Review: handle batch proving worker panic

0xPolygonMiden · Dec 6, 2024 · 2d3d60d · 2d3d60d
1 parent 860f791
commit 2d3d60d
Show file tree

Hide file tree

Showing 2 changed files with 70 additions and 35 deletions.
diff --git a/crates/block-producer/src/batch_builder/mod.rs b/crates/block-producer/src/batch_builder/mod.rs
@@ -87,16 +87,11 @@ impl BatchBuilder {
                 result = worker_pool.join_next() => {
                     let mut mempool = mempool.lock().await;
                     match result {
-                        Err(err) => {
-                            tracing::warn!(%err, "Batch job panic'd.")
-                            // TODO: somehow embed the batch ID into the join error, though this doesn't seem possible?
-                            // mempool.batch_failed(batch_id);
-                        },
-                        Ok(Err((batch_id, err))) => {
+                        Err((batch_id, err)) => {
                             tracing::warn!(%batch_id, %err, "Batch job failed.");
                             mempool.batch_failed(batch_id);
                         },
-                        Ok(Ok((batch_id, batch))) => {
+                        Ok((batch_id, batch)) => {
                             mempool.batch_proved(batch_id, batch);
                         }
                     }
@@ -121,6 +116,12 @@ struct WorkerPool {
     failure_rate: f32,
     /// Maximum number of workers allowed.
     capacity: NonZeroUsize,
+    /// Maps spawned tasks to their job ID.
+    ///
+    /// This allows us to map panic'd tasks to the job ID. Uses [Vec] because the task ID does not
+    /// implement [Ord]. Given that the expected capacity is relatively low, this has no real
+    /// impact beyond ergonomics.
+    task_map: Vec<(tokio::task::Id, BatchJobId)>,
 }
 
 impl WorkerPool {
@@ -132,24 +133,50 @@ impl WorkerPool {
         Self {
             simulated_proof_time,
             failure_rate,
-            in_progress: JoinSet::new(),
             capacity,
+            in_progress: JoinSet::default(),
+            task_map: Default::default(),
         }
     }
 
     /// Returns the next batch proof result.
     ///
     /// Will return pending if there are no jobs in progress (unlike tokio's [JoinSet::join_next]
     /// which returns an option).
-    async fn join_next(&mut self) -> Result<BatchResult, tokio::task::JoinError> {
+    async fn join_next(&mut self) -> BatchResult {
         if self.in_progress.is_empty() {
-            std::future::pending().await
-        } else {
-            self.in_progress
-                .join_next()
-                .await
-                .expect("JoinSet::join_next must be Some as the set is not empty")
+            return std::future::pending().await;
         }
+
+        let result = self
+            .in_progress
+            .join_next()
+            .await
+            .expect("JoinSet::join_next must be Some as the set is not empty")
+            .map_err(|join_err| {
+                // Map task ID to job ID as otherwise the caller can't tell which batch failed.
+                //
+                // Note that the mapping cleanup happens lower down.
+                let batch_id = self
+                    .task_map
+                    .iter()
+                    .find(|(task_id, _)| &join_err.id() == task_id)
+                    .expect("Task ID should be in the task map")
+                    .1;
+
+                (batch_id, join_err.into())
+            })
+            .and_then(|x| x);
+
+        // Cleanup task mapping by removing the result's task.
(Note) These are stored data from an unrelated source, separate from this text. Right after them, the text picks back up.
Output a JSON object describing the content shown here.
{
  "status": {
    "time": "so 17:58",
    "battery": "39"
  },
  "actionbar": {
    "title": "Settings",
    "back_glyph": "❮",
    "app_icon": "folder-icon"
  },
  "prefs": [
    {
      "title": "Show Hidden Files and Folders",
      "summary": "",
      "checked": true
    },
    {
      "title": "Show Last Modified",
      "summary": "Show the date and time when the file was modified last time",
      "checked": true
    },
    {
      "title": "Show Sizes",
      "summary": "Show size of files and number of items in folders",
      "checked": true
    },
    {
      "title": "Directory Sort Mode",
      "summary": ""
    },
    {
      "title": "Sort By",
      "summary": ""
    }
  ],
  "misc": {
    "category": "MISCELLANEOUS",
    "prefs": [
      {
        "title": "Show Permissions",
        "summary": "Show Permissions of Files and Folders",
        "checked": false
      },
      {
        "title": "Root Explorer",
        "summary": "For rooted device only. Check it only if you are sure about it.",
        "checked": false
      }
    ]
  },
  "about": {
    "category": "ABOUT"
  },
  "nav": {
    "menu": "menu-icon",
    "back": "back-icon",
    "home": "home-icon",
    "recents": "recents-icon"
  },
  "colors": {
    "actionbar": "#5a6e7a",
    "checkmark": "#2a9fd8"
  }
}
This is inefficient but does not
+        // matter as the capacity is expected to be low.
+        let job_id = match &result {
+            Ok((id, _)) => id,
+            Err((id, _)) => id,
+        };
+        self.task_map.retain(|(_, elem_job_id)| elem_job_id != job_id);
+
+        result
     }
 
     /// Returns `true` if there is a worker available.
@@ -172,32 +199,37 @@ impl WorkerPool {
             return Err(());
         }
 
-        self.in_progress.spawn({
-            // Select a random work duration from the given proof range.
-            let simulated_proof_time =
-                rand::thread_rng().gen_range(self.simulated_proof_time.clone());
+        let task_id = self
+            .in_progress
+            .spawn({
+                // Select a random work duration from the given proof range.
+                let simulated_proof_time =
+                    rand::thread_rng().gen_range(self.simulated_proof_time.clone());
 
-            // Randomly fail batches at the configured rate.
-            //
-            // Note: Rng::gen rolls between [0, 1.0) for f32, so this works as expected.
-            let failed = rand::thread_rng().gen::<f32>() < self.failure_rate;
+                // Randomly fail batches at the configured rate.
+                //
+                // Note: Rng::gen rolls between [0, 1.0) for f32, so this works as expected.
+                let failed = rand::thread_rng().gen::<f32>() < self.failure_rate;
 
-            async move {
-                tracing::debug!("Begin proving batch.");
+                async move {
+                    tracing::debug!("Begin proving batch.");
 
-                let batch = Self::build_batch(transactions).map_err(|err| (id, err))?;
+                    let batch = Self::build_batch(transactions).map_err(|err| (id, err))?;
 
-                tokio::time::sleep(simulated_proof_time).await;
-                if failed {
-                    tracing::debug!("Batch proof failure injected.");
-                    return Err((id, BuildBatchError::InjectedFailure));
-                }
+                    tokio::time::sleep(simulated_proof_time).await;
+                    if failed {
+                        tracing::debug!("Batch proof failure injected.");
+                        return Err((id, BuildBatchError::InjectedFailure));
+                    }
 
-                tracing::debug!("Batch proof completed.");
+                    tracing::debug!("Batch proof completed.");
 
-                Ok((id, batch))
-            }
-        });
+                    Ok((id, batch))
+                }
+            })
+            .id();
+
+        self.task_map.push((task_id, id));
 
         Ok(())
     }

diff --git a/crates/block-producer/src/errors.rs b/crates/block-producer/src/errors.rs
@@ -139,6 +139,9 @@ pub enum BuildBatchError {
 
     #[error("Nothing actually went wrong, failure was injected on purpose")]
     InjectedFailure,
+
+    #[error("Batch proving task panic'd")]
+    JoinError(#[from] tokio::task::JoinError),
 }
 
 // Block prover errors